05 April 2006

This Is Me!



I ordered the new Mark Knopfler/Emmylou Harris album, This Is Us. It should arrive, well, soon. Who knows how these things work! I order a book and it doesn’t show up for weeks, and I really, really want it, and then I order a book on a whim and I’m not certain I’ll even read it, and it’s here tomorrow. Anyway, last week I downloaded from iTunes two songs placed on line as a teaser, and then I put the songs on my iPod. Pretty complicated process to have instant access in multiple formats to music I continue to love. I wish Bob were here to discuss it with me.

It was a beautiful day today, and I ran five miles this morning. As I ran through mile four, “This Is Us” the Knopfler/Harris duet played on the iPod, and I couldn’t stop smiling or running.

The song itself is about the life of a couple who started dating in high school, courted, married, had children, etc. etc. It’s a great cliché, and in this way the song has absolutely nothing to do with my life. I mean, this couple have lived the perfect life with each other as a couple, epitomized by the line, sung by Emmylou to her man: “You at the Sunday game, standing next to what’s his name.” In fact, her memories are only of him, she can’t even remember what’s his name’s name! I can’t relate to this relationship at all, and I’m not sure I know anybody who can do so.
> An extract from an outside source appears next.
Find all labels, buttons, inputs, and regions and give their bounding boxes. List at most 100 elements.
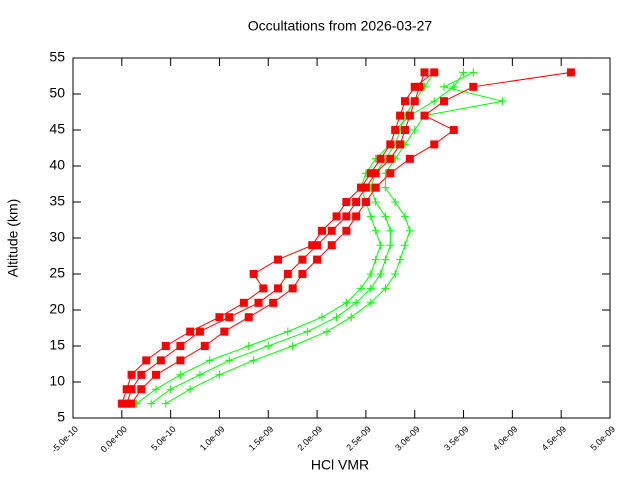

But, the music is all me. When I hear the opening drum beat, and the drive of Knopfler’s guitar riffs, and the distinctive quality of his voice and then of hers, I am taken up with rock n’roll, and I am young again, and all I want is to dance and throw my arms up and whoop in joy. And the music is all me, and I don’t give a hoot what the lyrics are about. It’s a great paradox, I think. That I can’t connect at all to the lyrics, they are some fantasy, and someone else’s life, but the music resides absolutely central to my being. I love it, I breathe it, I can’t stop moving to it and with it and because of it. And I am so happy in it. Today’s running I recalled moments with the Grateful Dead, trucking along wearing scarlet begonias, and trying to get back to Tennessee Jed. When I was the environment. Running with Knopfler and Harris I was weightless, and care-full, and free. This is Me, I thought.